Das sagt die Statistik

Doch hat die Anzahl Spiele wirklich einen direkten Zusammenhang mit schweren Verletzungen? «Es gibt zwei und keine abschliessende Antwort darauf. Die statistische Antwort und die wissenschaftliche», sagt Arzt Philipp Tscholl vom Schweizer Fussballverband (SFV). «Statistisch gesehen sind die Kreuzbandrisse nicht mehr geworden. Wenn es Spieler trifft, die eine gewisse Bekanntheit aufweisen, erweckt das grösseres Aufsehen und wirkt, als trete die Verletzung plötzlich öfter auf.»

Weshalb Rodri und Co. sich in den letzten Tagen und Wochen schwer verletzt haben, hat einen einfachen Grund: Im Oktober entstehen die meisten Kreuzbandrisse. Tscholl: «Nach der Vorbereitung im Sommer gehts in den Ernstkämpfen plötzlich voll zur Sache, es kommt nochmals eine neue Intensität hinzu.» Zwar sei auch die Vorbereitung intensiv, doch wenn es ernst gelte, wirds happiger. «Man sagt, dass ein Match etwa der Intensität dreier Trainings entspricht.»

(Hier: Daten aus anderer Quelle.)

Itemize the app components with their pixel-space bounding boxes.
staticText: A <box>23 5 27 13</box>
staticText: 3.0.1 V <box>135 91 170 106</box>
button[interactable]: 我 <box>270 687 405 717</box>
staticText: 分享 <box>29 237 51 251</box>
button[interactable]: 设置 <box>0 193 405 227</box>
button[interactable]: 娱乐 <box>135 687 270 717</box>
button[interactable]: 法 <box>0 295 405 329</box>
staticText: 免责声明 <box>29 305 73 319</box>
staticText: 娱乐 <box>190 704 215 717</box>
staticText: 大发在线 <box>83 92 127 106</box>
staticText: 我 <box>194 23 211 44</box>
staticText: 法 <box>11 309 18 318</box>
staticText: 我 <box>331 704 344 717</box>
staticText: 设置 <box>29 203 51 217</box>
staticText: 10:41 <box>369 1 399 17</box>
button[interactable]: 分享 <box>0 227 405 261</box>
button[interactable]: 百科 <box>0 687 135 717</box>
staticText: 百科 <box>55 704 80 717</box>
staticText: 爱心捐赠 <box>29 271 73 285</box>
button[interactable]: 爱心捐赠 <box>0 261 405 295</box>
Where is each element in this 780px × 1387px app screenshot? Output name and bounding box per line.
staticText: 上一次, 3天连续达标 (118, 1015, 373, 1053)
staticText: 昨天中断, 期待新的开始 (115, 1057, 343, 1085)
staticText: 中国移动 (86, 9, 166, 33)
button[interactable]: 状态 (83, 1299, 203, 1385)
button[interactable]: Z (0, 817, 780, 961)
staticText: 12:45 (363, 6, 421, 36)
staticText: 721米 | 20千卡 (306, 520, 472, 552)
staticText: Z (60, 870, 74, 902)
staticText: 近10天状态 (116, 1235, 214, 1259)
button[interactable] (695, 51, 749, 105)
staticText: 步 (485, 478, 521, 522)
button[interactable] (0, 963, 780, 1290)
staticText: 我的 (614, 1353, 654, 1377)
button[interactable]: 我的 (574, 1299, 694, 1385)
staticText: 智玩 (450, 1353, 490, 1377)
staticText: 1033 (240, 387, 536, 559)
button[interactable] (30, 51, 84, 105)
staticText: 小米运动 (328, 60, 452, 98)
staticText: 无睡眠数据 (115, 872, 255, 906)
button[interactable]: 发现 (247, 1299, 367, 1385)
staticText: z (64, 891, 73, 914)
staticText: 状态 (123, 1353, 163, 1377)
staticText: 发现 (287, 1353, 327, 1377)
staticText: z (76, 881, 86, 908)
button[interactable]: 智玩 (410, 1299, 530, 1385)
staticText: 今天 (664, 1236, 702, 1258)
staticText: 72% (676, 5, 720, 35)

Es könnte dennoch an Überbelastung liegen

Was auffällt: Acht von zehn Kreuzbandrisse entstehen ohne Fremdeinwirkung. Hier kommt die wissenschaftliche Antwort ins Spiel. Tscholl: «Es gibt einige Indizien, die darauf hindeuten, dass eine Überlastung eines Bandes dazu führen könnte, dass ein Band reisst. Analog zum Ausdauersport, bei dem bei Überlastung der Knochen brechen kann. Doch das ist zum heutigen Zeitpunkt pure Hypothese.» Wahrscheinlicher seien Ursachen wie schlechter Rasen, schlechtes Schuhwerk oder das Wetter.

Eine ganz klare Antwort gibts dagegen bei Muskelverletzungen. Die seien sehr wohl auf den gedrängten Terminkalender zurückzuführen. Kroos hatte im EM-Viertelfinal seinen spanischen Gegenspieler Pedri gefoult und dem 21-jährigen Toptalent die nächste Verletzung in dessen noch junger Karriere zugefügt. Die Mehrheit von Pedris Verletzungen waren in der Vergangenheit muskulär bedingt.

«Fast unmöglich, dass ein Spieler sämtliche Spiele macht»

In seiner Durchbruch-Saison absolvierte Pedri als 18-Jähriger 72 Pflichtspiele – kein anderer Profi stand in der Saison 2020/21 öfter auf dem Platz. Es kam zur Überbelastung der Muskeln. Seither fiel der Spanier weitere achtmal wegen muskulärer Probleme aus. «Wenn man einmal eine Muskelverletzung hat, ist man in Zukunft viel anfälliger darauf», sagt Tscholl. Aus ärztlicher Sicht spiele die Rotation bei so vielen Spielen deshalb eine entscheidende Rolle.

«Wichtig ist, dass man mithilfe verschiedener Schnittstellen (Physiotherapeuten, Athletiktrainer, Anm. d. Red.) die optimale Leistungsfähigkeit der Profi-Fussballer eruiert und dementsprechende Einsatzzeiten gewährt. Mittlerweile ist es fast unmöglich, dass ein Spieler sämtliche Spiele machen kann.» Internationale Top-Klubs haben eine Vorreiterrolle in diesem Bereich und würden vermehrt auf genau diese Schnittstellen achten und ausbauen. Als Parade-Beispiele nennt Tscholl etwa Manchester City, den Klub von Nati-Star Manuel Akanji. Oder Real Madrid – Kroos' Ex-Klub.